Minha queridíssima Argentina me vem à memória ao acompanhar o locaute das empresas de transporte, camuflado em uma greve de caminhoneiros autônomos (que também houve, mas é minoritária, por ser minoritária a participação dos autônomos no transporte de carga).

Na Argentina, a ditadura de turno decidiu afastar-se, em 1973, e chamar eleições, apesar de saber que o peronismo venceria, como quase sempre acontece. Foi o que ocorreu. Na posse de Héctor Cámpora, o dentista que fez as vezes de candidato no lugar do general Juan Domingo Perón, ainda inabilitado, houve uma tremenda festa popular. A Junta Militar da época, liderada pelo general Alejandro Agustín Lanusse, foi, mais que vaiada, cuspida em praça pública.

Muito bem, na voragem com que vivem os argentinos, Cámpora logo renunciou, Perón recuperou os direitos políticos, ganhou a eleição seguinte, naquele mesmo 1973, morreu em 1974, ascendeu sua vice (e mulher), María Isabel Martínez de Perón, a Isabelita.

O governo de Isabelita foi um tremendo fracasso. Tanto que, já em 1975, muros de Buenos Aires apareceram pichados com a frase “Lanusse, volvé, te perdonamos".

“Volvé” corresponde a “vuelve” (volte) no peculiar acento portenho.

Temo que, assistindo à patética exibição de incompetência do governo Temer nesse episódio dos caminhoneiros, alguém pinte um muro no Brasil, com “Dilma, volta, te perdoamos".

Pensando bem, no Brasil, está sendo pior: ninguém está com saudades de Dilma, mas uma parte assustadora da sociedade, está com saudades da ditadura militar.

Os pedidos de intervenção militar que apareceram pintados aqui e ali, durante o locaute/greve, podem ser equiparados à pichação de 1975 na Argentina. É como se uma parte do público gritasse: “Volta, Figueiredo, te perdoamos".

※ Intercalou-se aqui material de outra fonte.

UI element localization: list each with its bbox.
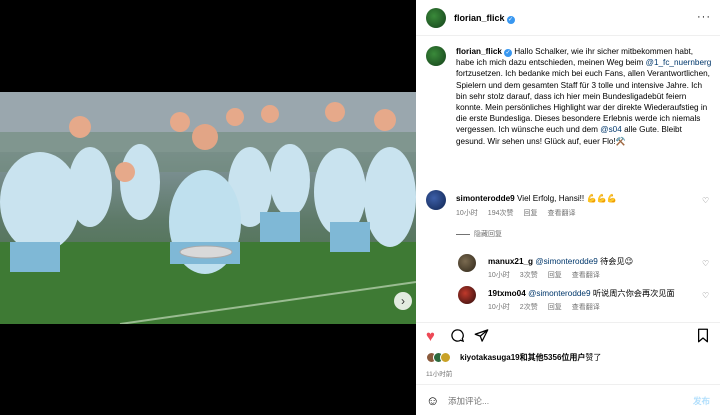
comment-meta: 10小时 194次赞 回复 查看翻译 — [456, 208, 575, 218]
reply-meta: 10小时 2次赞 回复 查看翻译 — [488, 302, 600, 312]
comment-text: Viel Erfolg, Hansi!! 💪💪💪 — [516, 194, 618, 203]
post-caption: florian_flick ✓ Hallo Schalker, wie ihr s… — [456, 46, 712, 147]
post-header: florian_flick ✓ ··· — [416, 0, 720, 36]
reply-button[interactable]: 回复 — [523, 208, 537, 218]
comment-username[interactable]: simonterodde9 — [456, 194, 515, 203]
emoji-icon[interactable]: ☺ — [426, 393, 439, 408]
reply-username[interactable]: 19txmo04 — [488, 289, 526, 298]
caption-mention[interactable]: @s04 — [600, 125, 622, 134]
translate-button[interactable]: 查看翻译 — [547, 208, 575, 218]
caption-mention[interactable]: @1_fc_nuernberg — [646, 58, 712, 67]
reply-likes[interactable]: 3次赞 — [520, 270, 538, 280]
comment-input[interactable] — [448, 393, 668, 409]
reply-button[interactable]: 回复 — [548, 270, 562, 280]
reply-mention[interactable]: @simonterodde9 — [535, 257, 597, 266]
bookmark-icon[interactable] — [696, 328, 710, 346]
liker-avatar — [440, 352, 451, 363]
hide-replies-button[interactable]: 隐藏回复 — [474, 229, 502, 239]
action-bar: ♥ — [416, 322, 720, 350]
comment-likes[interactable]: 194次赞 — [488, 208, 514, 218]
media-viewer: › 👤 — [0, 0, 416, 415]
post-time: 11小时前 — [426, 371, 453, 378]
reply-text: 听说周六你会再次见面 — [590, 289, 675, 298]
reply-avatar[interactable] — [458, 254, 476, 272]
translate-button[interactable]: 查看翻译 — [572, 270, 600, 280]
likes-summary[interactable]: kiyotakasuga19和其他5356位用户赞了 — [460, 352, 601, 363]
reply-like-icon[interactable]: ♡ — [702, 291, 709, 300]
reply-like-icon[interactable]: ♡ — [702, 259, 709, 268]
reply-body: manux21_g @simonterodde9 待会见😉 — [488, 256, 698, 267]
verified-badge-icon: ✓ — [503, 49, 512, 57]
post-comment-button[interactable]: 发布 — [693, 395, 710, 407]
reply-button[interactable]: 回复 — [548, 302, 562, 312]
more-options-icon[interactable]: ··· — [697, 11, 711, 23]
post-photo[interactable]: › 👤 — [0, 92, 416, 324]
comment-like-icon[interactable]: ♡ — [702, 196, 709, 205]
add-comment-bar: ☺ 发布 — [416, 384, 720, 415]
reply-avatar[interactable] — [458, 286, 476, 304]
comment-time: 10小时 — [456, 210, 478, 217]
verified-badge-icon: ✓ — [506, 16, 515, 24]
likes-count[interactable]: 其他5356位用户 — [528, 353, 586, 362]
post-panel: florian_flick ✓ ··· florian_flick ✓ Hallo … — [416, 0, 720, 415]
author-username-text[interactable]: florian_flick — [454, 13, 505, 23]
caption-avatar[interactable] — [426, 46, 446, 66]
reply-mention[interactable]: @simonterodde9 — [528, 289, 590, 298]
replies-divider — [456, 234, 470, 235]
share-icon[interactable] — [474, 328, 489, 346]
next-photo-button[interactable]: › — [394, 292, 412, 310]
photo-illustration — [0, 92, 416, 324]
caption-username[interactable]: florian_flick — [456, 47, 502, 56]
reply-time: 10小时 — [488, 272, 510, 279]
reply-text: 待会见😉 — [597, 257, 634, 266]
likes-suffix: 赞了 — [585, 353, 602, 362]
translate-button[interactable]: 查看翻译 — [572, 302, 600, 312]
reply-time: 10小时 — [488, 304, 510, 311]
author-username[interactable]: florian_flick ✓ — [454, 13, 515, 24]
author-avatar[interactable] — [426, 8, 446, 28]
comment-body: simonterodde9 Viel Erfolg, Hansi!! 💪💪💪 — [456, 193, 696, 204]
comment-icon[interactable] — [450, 328, 465, 346]
reply-username[interactable]: manux21_g — [488, 257, 533, 266]
heart-icon[interactable]: ♥ — [426, 329, 435, 344]
reply-likes[interactable]: 2次赞 — [520, 302, 538, 312]
commenter-avatar[interactable] — [426, 190, 446, 210]
reply-meta: 10小时 3次赞 回复 查看翻译 — [488, 270, 600, 280]
likes-first-user[interactable]: kiyotakasuga19和 — [460, 353, 528, 362]
reply-body: 19txmo04 @simonterodde9 听说周六你会再次见面 — [488, 288, 698, 299]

Sinal de uma profunda desorganização política. Um governo, o de Temer, fracassa (para o meu gosto, já nasceu fracassado), mas ninguém tem saudades de sua antecessora, pela simples e boa razão de que ela também fracassou, ao provocar a maior recessão da história.

Com isso, o que surgiu foi uma espécie de versão tupiniquim do culto à ditadura, que, na Argentina, era apenas o exercício de uma ironia carregada de melancolia, bem típica do portenho. No Brasil, pela primeira vez na história eleitoral da democracia reconquistada em 1985, há um candidato que defende a ditadura, elogia a tortura, louva torturadores.

A greve/locaute serviu para dar maior visibilidade a esse fantasma, preexistente.

Para fechar a história, lembro que Lanusse não voltou em pessoa, mas os militares voltaram, em 1976, impuseram uma ditadura que semeou mortes, torturas, desaparecimentos, banimentos, exílios, um banho de sangue sem paralelos mesmo em uma história tão cheia de traumas como a da Argentina (e da América Latina). A ditadura brasileira cometeu crimes semelhantes.

Prefiro ter saudades de Dilma e de todos os presidentes da democracia.